Establish a business to buy and sell the gems. You will most likely need a wholesale license, called a sales tax license or sales privilege license. This gives you access to wholesalers, primary dealers and secondary dealers. If you don't have the license you will have to pay sales tax to your state on the purchase of the gems. If the sales price is $1,000 and your tax rate is 5 percent, you've just given away $50 of your potential profit.

By Any Other Name

There is no such thing as an "investment grade" gemstone. The terms "precious" and "semi precious" stones have no standard meaning either. The terms diamond, ruby, emerald and sapphires define certain gemstones, but they are also bandied about by less than scrupulous gem dealers who use them to sell inferior stones. For example: "Arkansas diamond" is actually quartz, "evening emerald" is peridot, "cape ruby" is garnet and "Lux sapphire" is iolite. Gemstones are sold in the rough form straight from the mine, or cut and polished. Either can be a good or bad investment, depending on how much you spend.

Size Counts

Size counts, but bigger isn't better. It's how much the gemstone weighs. Different gemstones have different weights, even if they're the same size. A ruby weighs more than a diamond, while an emerald weights less. A one carat ruby is smaller than a one carat diamond and a one carat emerald is bigger. Gemstones can also be cut to look bigger. Gemstones that weigh more cost more per carat because they're rarer. So a three carat ruby might cost $15,000 per carat for a total of $45,000. while a two carat ruby only costs $8,000 per carat for a total of $16,000. One more thing: Don't be misled by total carat weight of a piece of jewelry. A slew of little bitty emeralds isn't nearly as valuable as a heavier single emerald, even though the total weight of both may be the same.

Color

Okay, here is where it gets confusing. Diamonds that are closer to blue-white are more valuable than diamonds that progress towards yellow and brown. But fancy diamonds -- ones that are red, pink, bright yellow, orange, green, blue or purple -- are more valuable than blue-white diamonds. If that's not enough, don't assume the red stone you're looking at is a ruby and the green one is an emerald. That red stone might be a ruby, garnet, red beryl, morganite or spinel.

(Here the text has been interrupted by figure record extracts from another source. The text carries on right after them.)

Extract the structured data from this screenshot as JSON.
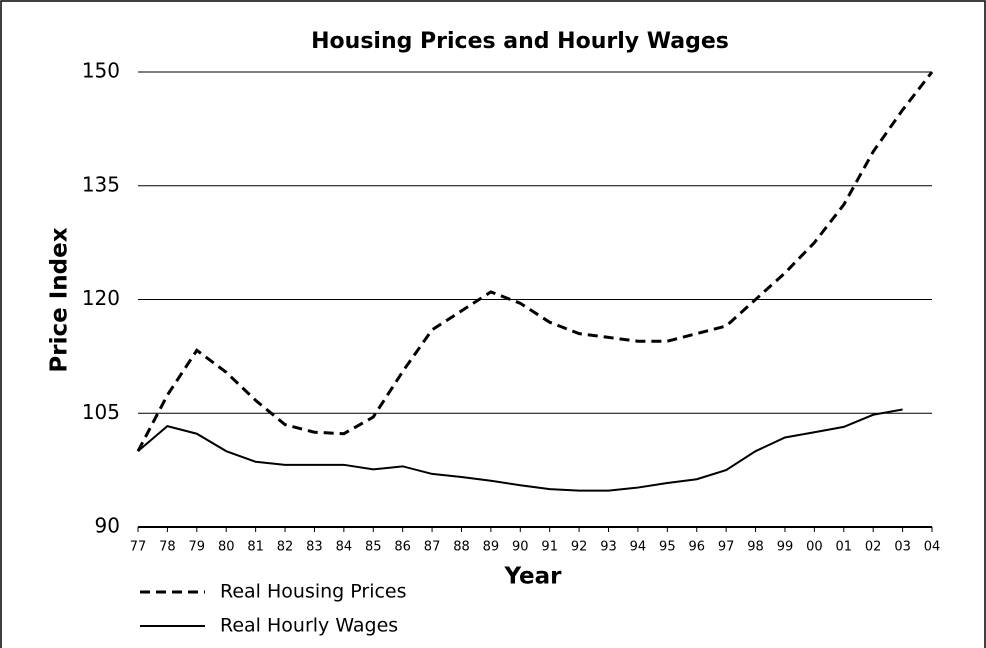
{
  "chart_data": {
    "type": "line",
    "title": "Housing Prices and Hourly Wages",
    "y_label": "Price Index",
    "x_label": "Year",
    "categories": [
      "77",
      "78",
      "79",
      "80",
      "81",
      "82",
      "83",
      "84",
      "85",
      "86",
      "87",
      "88",
      "89",
      "90",
      "91",
      "92",
      "93",
      "94",
      "95",
      "96",
      "97",
      "98",
      "99",
      "00",
      "01",
      "02",
      "03",
      "04"
    ],
    "series": [
      {
        "name": "Real Housing Prices",
        "color": "#000000",
        "line_style": "dashed",
        "values": [
          100,
          107.4,
          113.3,
          110.4,
          106.7,
          103.5,
          102.5,
          102.3,
          104.5,
          110.5,
          116,
          118.5,
          121,
          119.5,
          117,
          115.5,
          115,
          114.5,
          114.5,
          115.5,
          116.5,
          120,
          123.5,
          127.5,
          132.5,
          139.5,
          145,
          150
        ]
      },
      {
        "name": "Real Hourly Wages",
        "color": "#000000",
        "line_style": "solid",
        "values": [
          100,
          103.3,
          102.3,
          100,
          98.6,
          98.2,
          98.2,
          98.2,
          97.6,
          98,
          97,
          96.6,
          96.1,
          95.5,
          95,
          94.8,
          94.8,
          95.2,
          95.8,
          96.3,
          97.5,
          100,
          101.8,
          102.5,
          103.2,
          104.8,
          105.5,
          null
        ]
      }
    ],
    "ylim": [
      90,
      150
    ],
    "yticks": [
      90,
      105,
      120,
      135,
      150
    ],
    "grid": true
  }
}
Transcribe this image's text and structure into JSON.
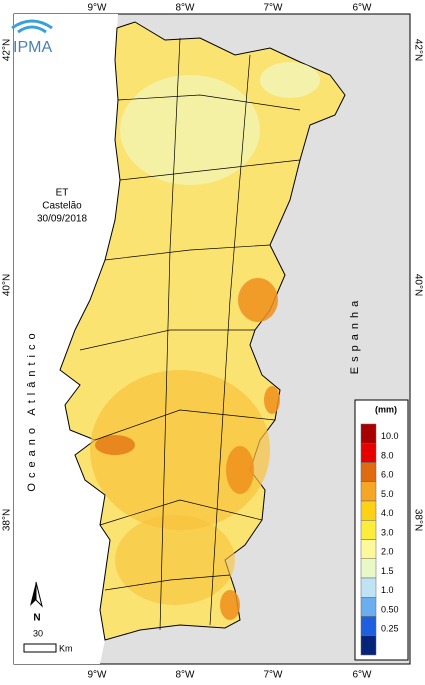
{
  "logo": "IPMA",
  "lon_labels": [
    "9°W",
    "8°W",
    "7°W",
    "6°W"
  ],
  "lat_labels": [
    "42°N",
    "40°N",
    "38°N"
  ],
  "caption": {
    "variable": "ET",
    "station": "Castelão",
    "date": "30/09/2018"
  },
  "ocean_label": "Oceano Atlântico",
  "country_label": "Espanha",
  "legend": {
    "title": "(mm)",
    "labels": [
      "10.0",
      "8.0",
      "6.0",
      "5.0",
      "4.0",
      "3.0",
      "2.0",
      "1.5",
      "1.0",
      "0.50",
      "0.25"
    ],
    "colors": [
      "#a80000",
      "#e60000",
      "#e06a10",
      "#f5a623",
      "#fcd116",
      "#fcec3c",
      "#fdf99a",
      "#eaf8c8",
      "#bfe3f5",
      "#6aaef0",
      "#1e5fe0",
      "#06257a"
    ]
  },
  "scale": {
    "north": "N",
    "distance": "30",
    "unit": "Km"
  }
}
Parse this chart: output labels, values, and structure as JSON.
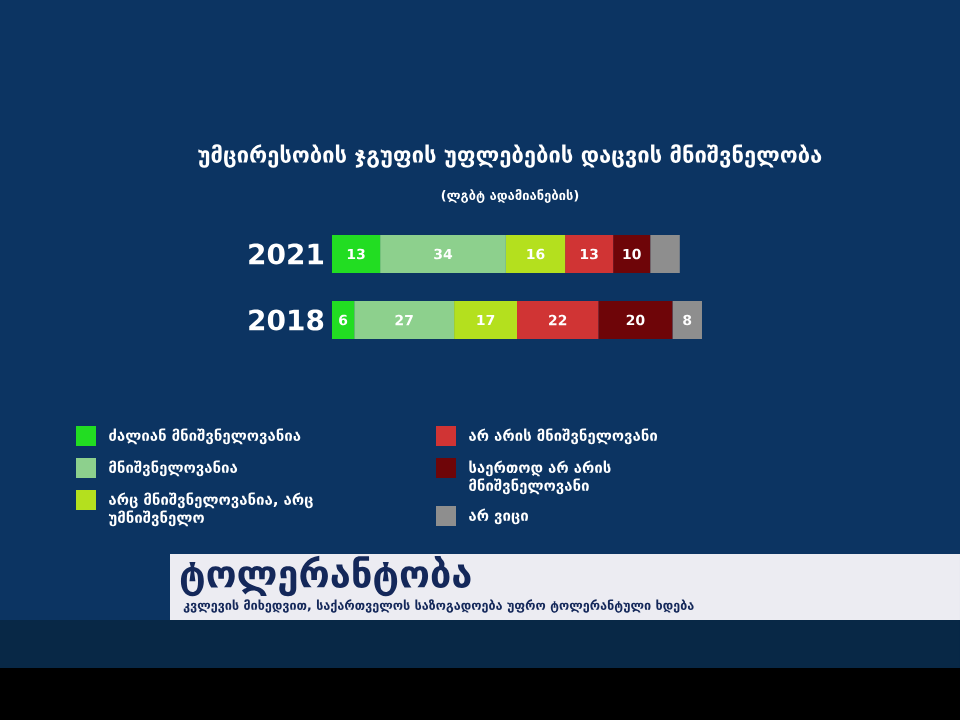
{
  "chart_data": {
    "type": "bar",
    "orientation": "horizontal",
    "stacked": true,
    "title": "უმცირესობის ჯგუფის უფლებების დაცვის მნიშვნელობა",
    "subtitle": "(ლგბტ ადამიანების)",
    "categories": [
      "2021",
      "2018"
    ],
    "series": [
      {
        "name": "ძალიან მნიშვნელოვანია",
        "color": "#22dd22",
        "values": [
          13,
          6
        ],
        "value_labels": [
          "13",
          "6"
        ]
      },
      {
        "name": "მნიშვნელოვანია",
        "color": "#8dd08d",
        "values": [
          34,
          27
        ],
        "value_labels": [
          "34",
          "27"
        ]
      },
      {
        "name": "არც მნიშვნელოვანია, არც უმნიშვნელო",
        "color": "#b4e01e",
        "values": [
          16,
          17
        ],
        "value_labels": [
          "16",
          "17"
        ]
      },
      {
        "name": "არ არის მნიშვნელოვანი",
        "color": "#d03434",
        "values": [
          13,
          22
        ],
        "value_labels": [
          "13",
          "22"
        ]
      },
      {
        "name": "საერთოდ არ არის მნიშვნელოვანი",
        "color": "#6e0508",
        "values": [
          10,
          20
        ],
        "value_labels": [
          "10",
          "20"
        ]
      },
      {
        "name": "არ ვიცი",
        "color": "#8e8e8e",
        "values": [
          8,
          8
        ],
        "value_labels": [
          null,
          "8"
        ]
      }
    ],
    "legend": "bottom",
    "annotations": [
      "ტოლერანტობა",
      "კვლევის მიხედვით, საქართველოს საზოგადოება უფრო ტოლერანტული ხდება"
    ]
  }
}
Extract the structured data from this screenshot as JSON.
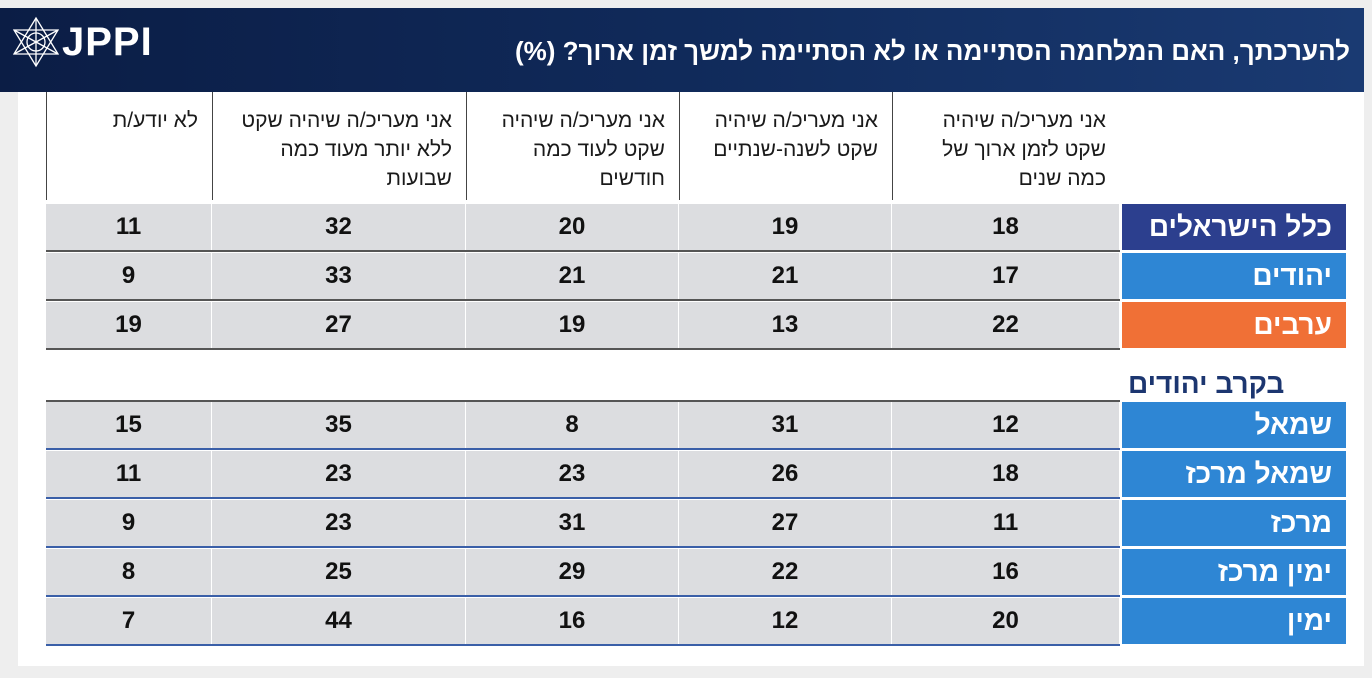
{
  "header": {
    "logo_text": "JPPI",
    "title": "להערכתך, האם המלחמה הסתיימה או לא הסתיימה למשך זמן ארוך? (%)"
  },
  "colors": {
    "header_bg": "#102a5a",
    "all_israelis": "#2c3f8e",
    "jews": "#2e86d4",
    "arabs": "#f07036",
    "subgroup": "#2e86d4",
    "cell_bg": "#dcdde0"
  },
  "chart_data": {
    "type": "table",
    "title": "להערכתך, האם המלחמה הסתיימה או לא הסתיימה למשך זמן ארוך? (%)",
    "columns": [
      "אני מעריכ/ה שיהיה שקט לזמן ארוך של כמה שנים",
      "אני מעריכ/ה שיהיה שקט לשנה-שנתיים",
      "אני מעריכ/ה שיהיה שקט לעוד כמה חודשים",
      "אני מעריכ/ה שיהיה שקט ללא יותר מעוד כמה שבועות",
      "לא יודע/ת"
    ],
    "section_label": "בקרב יהודים",
    "rows": [
      {
        "label": "כלל הישראלים",
        "values": [
          18,
          19,
          20,
          32,
          11
        ]
      },
      {
        "label": "יהודים",
        "values": [
          17,
          21,
          21,
          33,
          9
        ]
      },
      {
        "label": "ערבים",
        "values": [
          22,
          13,
          19,
          27,
          19
        ]
      },
      {
        "label": "שמאל",
        "values": [
          12,
          31,
          8,
          35,
          15
        ]
      },
      {
        "label": "שמאל מרכז",
        "values": [
          18,
          26,
          23,
          23,
          11
        ]
      },
      {
        "label": "מרכז",
        "values": [
          11,
          27,
          31,
          23,
          9
        ]
      },
      {
        "label": "ימין מרכז",
        "values": [
          16,
          22,
          29,
          25,
          8
        ]
      },
      {
        "label": "ימין",
        "values": [
          20,
          12,
          16,
          44,
          7
        ]
      }
    ]
  }
}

The green stone could be an emerald or it could be a sapphire, demantoid garnet, zircon, peridot or tanzanite. Colored gemstones are valued on how close their hue is to the spectral hue -- that found in a rainbow. The purer the color, the more valuable the stone.

Retail is a No No

Buying gemstones at retail, you pay a 50 percent markup over the wholesale cost of the jewelry, plus you're paying for the workmanship that went into creating the ring. Once you take that ring home you've lost half of its value if you need to resell it. Primary dealers mine and sell the stones. Secondary dealers buy from the primary dealers and sell to individuals, jewelers and wholesalers. Buying from the primary dealers gives you the best price but you have to know what you're doing. You usually get a better price if you buy in lots rather than single stones.

You've Bought the Stones Now What

Part of the strategy in investing in gemstones is selling them later for a profit. Like any investment, you want to buy at a low price and sell at a high price. You have to do the selling yourself. Likely sources are jewelry stores, auction houses, other individuals investing in gemstones, and online auctions.